过了一会儿,三位阁臣和冯保同时走了进来,朱翊钧看着他们轻声说道
“诸位,在这里最后的瞻仰一次天颜吧,就当是送送父皇。”说着走到了一旁,不过几位阁臣可都不是傻瓜,因此也都没有离得太近匆匆的看了一遍就回到了原处。
这时朱翊钧才开口道
“走吧,后面的事情交给他们这些奴婢来做吧,咱们道文渊阁说话去。”说着起身带头走了出去。
甚至历史的朱翊钧自然知道接下来要发生的事情,对于这些肮脏的政治博弈朱翊钧不希望打扰自己父皇好不容易才得到的宁静,虽然他再也无法起来,可是朱翊钧就是执着的不希望他被无端的争吵打扰,于是他适时的提出了前往文渊阁。
路上朱翊钧也想得清清楚楚了,在万历前十年自己是不可能有大动作的,对于身边的三只老狐狸朱翊钧也深深的清楚其能量,但是小动作确实可以的,毕竟什么都不做的话也容易被遗忘。

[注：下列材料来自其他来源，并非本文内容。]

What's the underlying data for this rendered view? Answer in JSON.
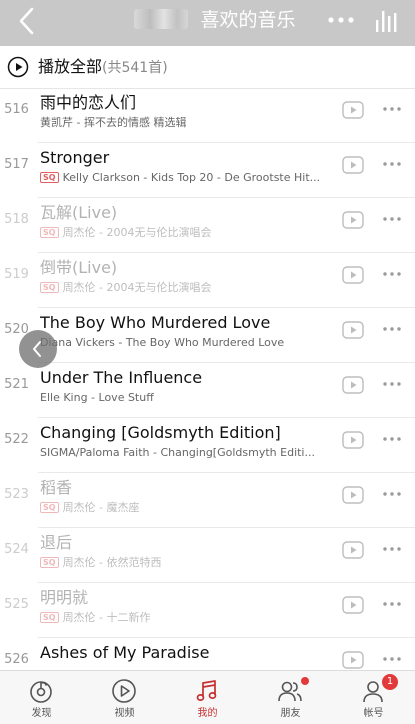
{
  "header": {
    "title": "喜欢的音乐",
    "background": "#c8c8c8"
  },
  "playall": {
    "label": "播放全部",
    "count": "(共541首)"
  },
  "songs": [
    {
      "num": "516",
      "title": "雨中的恋人们",
      "sub": "黄凯芹 - 挥不去的情感 精选辑",
      "sq": false,
      "dim": false
    },
    {
      "num": "517",
      "title": "Stronger",
      "sub": "Kelly Clarkson - Kids Top 20 - De Grootste Hit...",
      "sq": true,
      "dim": false
    },
    {
      "num": "518",
      "title": "瓦解(Live)",
      "sub": "周杰伦 - 2004无与伦比演唱会",
      "sq": true,
      "dim": true
    },
    {
      "num": "519",
      "title": "倒带(Live)",
      "sub": "周杰伦 - 2004无与伦比演唱会",
      "sq": true,
      "dim": true
    },
    {
      "num": "520",
      "title": "The Boy Who Murdered Love",
      "sub": "Diana Vickers - The Boy Who Murdered Love",
      "sq": false,
      "dim": false
    },
    {
      "num": "521",
      "title": "Under The Influence",
      "sub": "Elle King - Love Stuff",
      "sq": false,
      "dim": false
    },
    {
      "num": "522",
      "title": "Changing [Goldsmyth Edition]",
      "sub": "SIGMA/Paloma Faith - Changing[Goldsmyth Editi...",
      "sq": false,
      "dim": false
    },
    {
      "num": "523",
      "title": "稻香",
      "sub": "周杰伦 - 魔杰座",
      "sq": true,
      "dim": true
    },
    {
      "num": "524",
      "title": "退后",
      "sub": "周杰伦 - 依然范特西",
      "sq": true,
      "dim": true
    },
    {
      "num": "525",
      "title": "明明就",
      "sub": "周杰伦 - 十二新作",
      "sq": true,
      "dim": true
    },
    {
      "num": "526",
      "title": "Ashes of My Paradise",
      "sub": "",
      "sq": false,
      "dim": false
    }
  ],
  "sq_label": "SQ",
  "tabs": [
    {
      "label": "发现",
      "icon": "discover-icon",
      "active": false
    },
    {
      "label": "视频",
      "icon": "video-icon",
      "active": false
    },
    {
      "label": "我的",
      "icon": "music-note-icon",
      "active": true
    },
    {
      "label": "朋友",
      "icon": "friends-icon",
      "active": false,
      "dot": true
    },
    {
      "label": "帐号",
      "icon": "account-icon",
      "active": false,
      "badge": "1"
    }
  ],
  "colors": {
    "accent": "#c62f2f",
    "badge": "#e23a3a",
    "sq": "#e06060"
  }
}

看着身旁小心翼翼的众人,朱翊钧终于感到了一种孤独,现在他才知道,原来绝对的权力带来的竟然是绝对的孤独,可是想想后世的历史,朱翊钧终于下定了决心,既然孤独那么久沉浸其中吧,既然注定要孤独那么就让孤独伴我一生吧,我就是大明朝中兴的希望,是大明王朝的主人,是这个古老的民族的前进航线,我不会让她走向无底深渊的,因为我朱翊钧是万历皇帝!

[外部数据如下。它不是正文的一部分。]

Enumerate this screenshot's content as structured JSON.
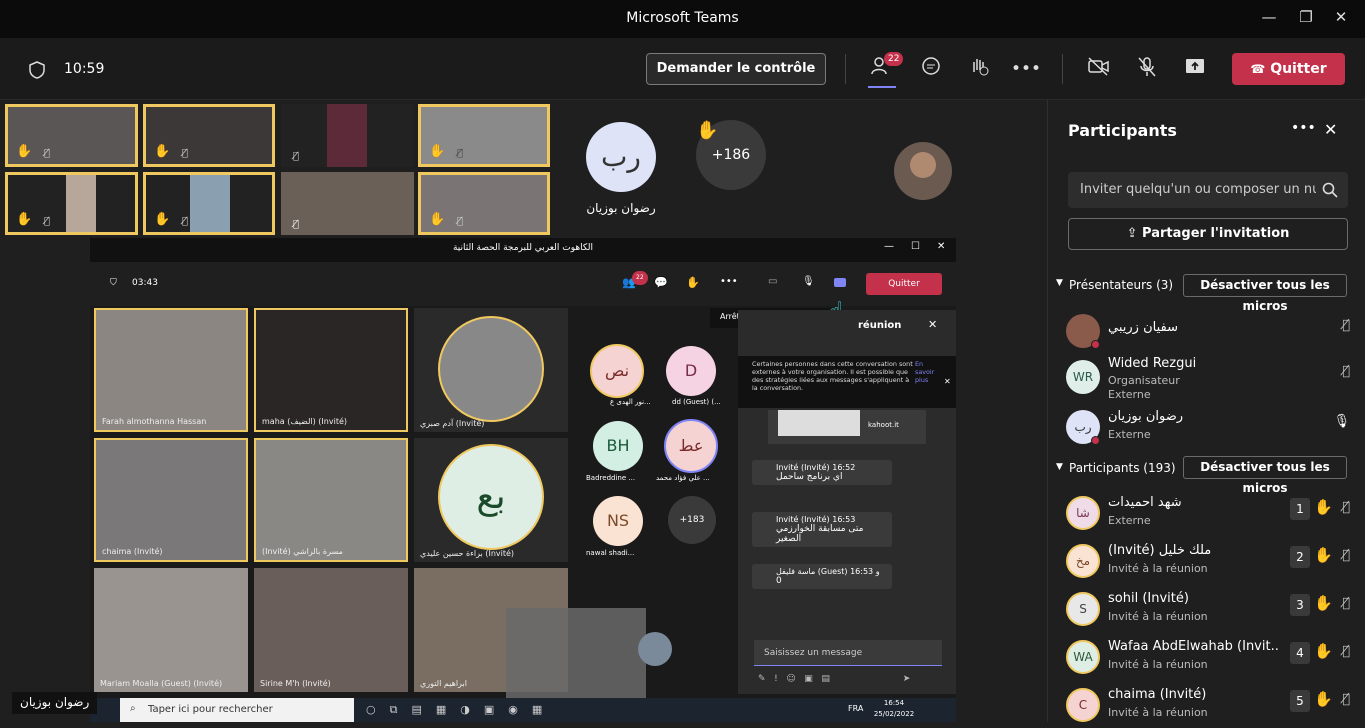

当文渊阁的宫灯再次点亮的时候,朱翊钧已经便的深沉了,他不再是那名那个太子殿下,而是以国君的心态看着众人,无形间一股皇家贵气,一种天地之间唯我独尊的气度从朱翊钧小小的身体中散发出来,压迫的周围所有的人都生出了一种顶礼膜拜的心思;张居正有些眼神复杂的看着坐在主位的太子殿下,他从他的身上依稀间看到了嘉靖皇帝的身影
“难道那个天地之间唯我独尊,高傲无比聪明无边的嘉靖皇帝难道要回来了么?”张居正如是想着。
待到所有人都坐定以后,朱翊钧轻轻的开口道
“可以宣遗旨了。”听了他的话高拱站起身问道
“殿下,何来遗旨?内阁还没有商定啊”朱翊钧只是笑了笑没有回话而是转眼看向了冯保,移动间一种看透世事的自信之态让一旁的冯保悄悄地咽了一口唾沫道
“这是大行皇帝亲拟的遗旨,因此并不需要内阁拟定。”朱翊钧听了也不理会高拱讶异的眼神,而是闭眼吩咐道
“那就取出来念吧。”
“遵命”冯保赶紧回身将早就准备好的锦盒取了出来。